5 thoughts on “Group Therapy, a Homework Assignment & a Memory

  1. I was following along your previous post, about leaving your job. I can imagine just how strained things on the homefront is for you right now. Perhaps not going to the group therapy might be helpful for you. A few years back I did think about going to a group like that, or going to a group where we shared the same interest (e.g. hiking, walking) – all in a bid to feel less anxious, with the idea that the more I interact with others, the more normal I would feel. I sort of did that and went out to events but felt that i never fit in. Writing my thoughts down like you are doing for your homework was something I did when I used to journal every day – and afte ra while I stopped because I felt I was just writing the thoughts down, and they would stay on paper and I wouldn’t feel much different before writing them out.

    ‘There is nothing quite like being insulted in your native tongue and feeling just how deeply it cuts you’ I’ve been there many, many times as a kid. My mum would ask me to do something as a kid like writing a Chinese character on a piece of paper for school; I’d get it wrong and she would make an angry remark in Cantonese – something along the lines of ‘stupid idiot don’t know anything’ but you have to hear it in Cantonese to feel the full effect’. I think quite a few Chinese/Asian parents are like that. It’s just how some generations are.

    Liked by 2 people

    1. I’d say there are definite things about group therapy I think I will always be fearful about. The main reason I decided to go back because I felt I was going crazy with so much anxiety and worry over my job (at the time I was still employed) and couldn’t stop crying over it in secret. It is somewhat of a relief to have a group I could share my pain with, but it’s also very jarring to allow people to see me at my most vulnerable. I mean, I cried in front of these people and discussed my reasons for feeling anxious in specific situations. Even now I think about whether if the other group members find me annoying or ridiculous, even if people have responded to me in a positive way during the sessions.

      I agree that the idea of joining a group and interacting with people who have common interests with yours (in the hopes of feeling less anxious) doesn’t really help. At least it hasn’t in my case. I still go to meetups and push myself when I can, but most of the time I still feel just as anxious if I hadn’t gone. Yes, there is that relief of “I did it and did not chicken out”, but I tend to still think about how crappy at am at social engagement and replay all the incidents where I perceived I made an idiot of myself. I believe I have convinced myself that I don’t really go to feel less anxious but to stave off boredom and build new experiences even if I don’t end up making friends.

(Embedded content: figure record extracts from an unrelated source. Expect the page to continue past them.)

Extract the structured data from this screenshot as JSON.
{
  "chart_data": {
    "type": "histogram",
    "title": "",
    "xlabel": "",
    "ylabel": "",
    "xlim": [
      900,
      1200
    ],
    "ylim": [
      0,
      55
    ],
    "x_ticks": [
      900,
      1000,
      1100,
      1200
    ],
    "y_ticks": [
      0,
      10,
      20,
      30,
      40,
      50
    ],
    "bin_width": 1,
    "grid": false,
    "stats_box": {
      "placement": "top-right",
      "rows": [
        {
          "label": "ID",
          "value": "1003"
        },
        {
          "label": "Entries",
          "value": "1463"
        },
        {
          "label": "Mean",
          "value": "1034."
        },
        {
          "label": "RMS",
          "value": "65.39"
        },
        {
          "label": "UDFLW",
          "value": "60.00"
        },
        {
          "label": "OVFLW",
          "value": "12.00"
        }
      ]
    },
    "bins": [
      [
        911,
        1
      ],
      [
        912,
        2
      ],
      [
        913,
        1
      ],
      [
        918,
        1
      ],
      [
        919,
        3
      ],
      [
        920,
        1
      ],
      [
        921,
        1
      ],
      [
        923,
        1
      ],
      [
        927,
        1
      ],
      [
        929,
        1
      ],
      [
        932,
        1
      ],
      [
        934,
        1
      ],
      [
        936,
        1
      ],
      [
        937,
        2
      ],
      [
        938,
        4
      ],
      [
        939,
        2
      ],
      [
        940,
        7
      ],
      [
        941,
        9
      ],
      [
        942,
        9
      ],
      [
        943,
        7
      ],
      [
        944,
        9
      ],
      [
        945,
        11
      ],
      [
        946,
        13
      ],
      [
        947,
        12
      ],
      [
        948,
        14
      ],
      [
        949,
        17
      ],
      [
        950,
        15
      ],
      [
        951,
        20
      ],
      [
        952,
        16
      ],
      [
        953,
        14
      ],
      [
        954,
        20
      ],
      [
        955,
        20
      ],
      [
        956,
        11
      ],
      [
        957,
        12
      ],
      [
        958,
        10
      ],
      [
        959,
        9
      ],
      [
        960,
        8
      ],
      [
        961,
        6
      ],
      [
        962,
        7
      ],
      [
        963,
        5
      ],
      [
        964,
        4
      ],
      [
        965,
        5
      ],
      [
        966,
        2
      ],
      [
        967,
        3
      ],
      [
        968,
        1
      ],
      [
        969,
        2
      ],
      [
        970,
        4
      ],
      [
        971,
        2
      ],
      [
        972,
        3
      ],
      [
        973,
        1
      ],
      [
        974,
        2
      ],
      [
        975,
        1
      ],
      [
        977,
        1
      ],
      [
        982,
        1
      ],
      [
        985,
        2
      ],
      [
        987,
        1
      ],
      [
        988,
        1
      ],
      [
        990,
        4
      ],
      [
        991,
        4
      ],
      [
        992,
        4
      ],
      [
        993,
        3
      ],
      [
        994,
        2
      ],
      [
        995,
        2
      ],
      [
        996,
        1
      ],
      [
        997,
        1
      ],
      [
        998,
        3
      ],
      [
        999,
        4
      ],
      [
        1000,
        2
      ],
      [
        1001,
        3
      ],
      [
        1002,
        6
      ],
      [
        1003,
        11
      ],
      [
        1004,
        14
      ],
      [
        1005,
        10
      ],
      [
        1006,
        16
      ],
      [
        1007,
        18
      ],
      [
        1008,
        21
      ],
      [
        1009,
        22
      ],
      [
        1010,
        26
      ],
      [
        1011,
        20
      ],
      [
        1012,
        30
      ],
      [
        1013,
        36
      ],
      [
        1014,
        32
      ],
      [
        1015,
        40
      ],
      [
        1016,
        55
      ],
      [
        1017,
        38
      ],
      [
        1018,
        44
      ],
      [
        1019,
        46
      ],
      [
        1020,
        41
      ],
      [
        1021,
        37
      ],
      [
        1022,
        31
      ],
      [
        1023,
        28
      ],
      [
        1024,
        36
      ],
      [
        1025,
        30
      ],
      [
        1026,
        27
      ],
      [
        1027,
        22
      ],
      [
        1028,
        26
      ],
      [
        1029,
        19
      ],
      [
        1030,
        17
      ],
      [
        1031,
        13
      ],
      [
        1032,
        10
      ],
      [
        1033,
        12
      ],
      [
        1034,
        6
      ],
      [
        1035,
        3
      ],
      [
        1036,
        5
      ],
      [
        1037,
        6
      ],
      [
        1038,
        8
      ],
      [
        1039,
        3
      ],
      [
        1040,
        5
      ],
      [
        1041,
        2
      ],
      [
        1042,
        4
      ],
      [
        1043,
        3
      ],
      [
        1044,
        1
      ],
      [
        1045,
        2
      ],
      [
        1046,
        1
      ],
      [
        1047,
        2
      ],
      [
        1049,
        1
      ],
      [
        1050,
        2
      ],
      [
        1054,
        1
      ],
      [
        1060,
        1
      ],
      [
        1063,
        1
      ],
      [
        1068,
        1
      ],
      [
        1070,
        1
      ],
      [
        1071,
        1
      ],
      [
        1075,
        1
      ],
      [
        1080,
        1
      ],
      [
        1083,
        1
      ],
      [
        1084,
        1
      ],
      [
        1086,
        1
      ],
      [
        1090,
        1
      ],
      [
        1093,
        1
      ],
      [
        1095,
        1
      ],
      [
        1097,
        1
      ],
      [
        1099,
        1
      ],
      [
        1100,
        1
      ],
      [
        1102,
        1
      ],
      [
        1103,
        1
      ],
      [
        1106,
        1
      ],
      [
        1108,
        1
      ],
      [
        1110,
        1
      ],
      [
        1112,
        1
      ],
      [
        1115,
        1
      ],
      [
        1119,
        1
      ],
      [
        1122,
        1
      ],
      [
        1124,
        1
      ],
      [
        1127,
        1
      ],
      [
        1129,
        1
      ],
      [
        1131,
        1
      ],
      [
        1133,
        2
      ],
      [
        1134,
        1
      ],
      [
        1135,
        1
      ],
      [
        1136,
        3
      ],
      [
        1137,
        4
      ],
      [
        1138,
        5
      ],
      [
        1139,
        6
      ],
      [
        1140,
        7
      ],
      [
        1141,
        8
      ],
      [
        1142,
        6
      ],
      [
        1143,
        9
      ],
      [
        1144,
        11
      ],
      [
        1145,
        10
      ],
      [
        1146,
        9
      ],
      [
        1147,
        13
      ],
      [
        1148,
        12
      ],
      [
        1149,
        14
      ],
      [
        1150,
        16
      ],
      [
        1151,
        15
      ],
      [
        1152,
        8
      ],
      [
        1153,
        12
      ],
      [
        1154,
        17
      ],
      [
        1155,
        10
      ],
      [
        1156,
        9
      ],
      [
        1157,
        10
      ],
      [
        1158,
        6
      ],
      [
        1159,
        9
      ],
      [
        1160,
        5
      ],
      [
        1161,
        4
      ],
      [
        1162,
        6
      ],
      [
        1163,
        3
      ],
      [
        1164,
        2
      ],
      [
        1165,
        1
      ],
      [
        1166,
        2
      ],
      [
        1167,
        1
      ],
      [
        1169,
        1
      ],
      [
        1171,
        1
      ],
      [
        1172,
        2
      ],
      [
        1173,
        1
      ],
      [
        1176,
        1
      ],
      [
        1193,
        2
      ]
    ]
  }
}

      Yeah, it may be a generation thing but I still can’t understand the mindset of parents who speak so callously to their kids. For some kids, they grow up and don’t continually feel the burn of those bad memories but I keep carrying them with me now and feel I was deeply affected by those experiences even.

      Like

      1. Joining a group or trying to be a part of something can be a way to distract yourself from what’s been going on. But like you, that rarely work for me. Though I get the ‘I did it, did something different’ vibe after, I will also have the thought ‘What was the point, so what’.

        It could work for you, who knows. Good luck withe the upcoming sessions and what you choose to do next.

        Liked by 1 person

      2. Yeah, I kind of feel “what was the point?” too sometimes. I have never had tight knit group of girlfriends I could hang out with and I don’t have any now either. I think what I want most is a sense of belonging when I perceive I don’t fit anywhere.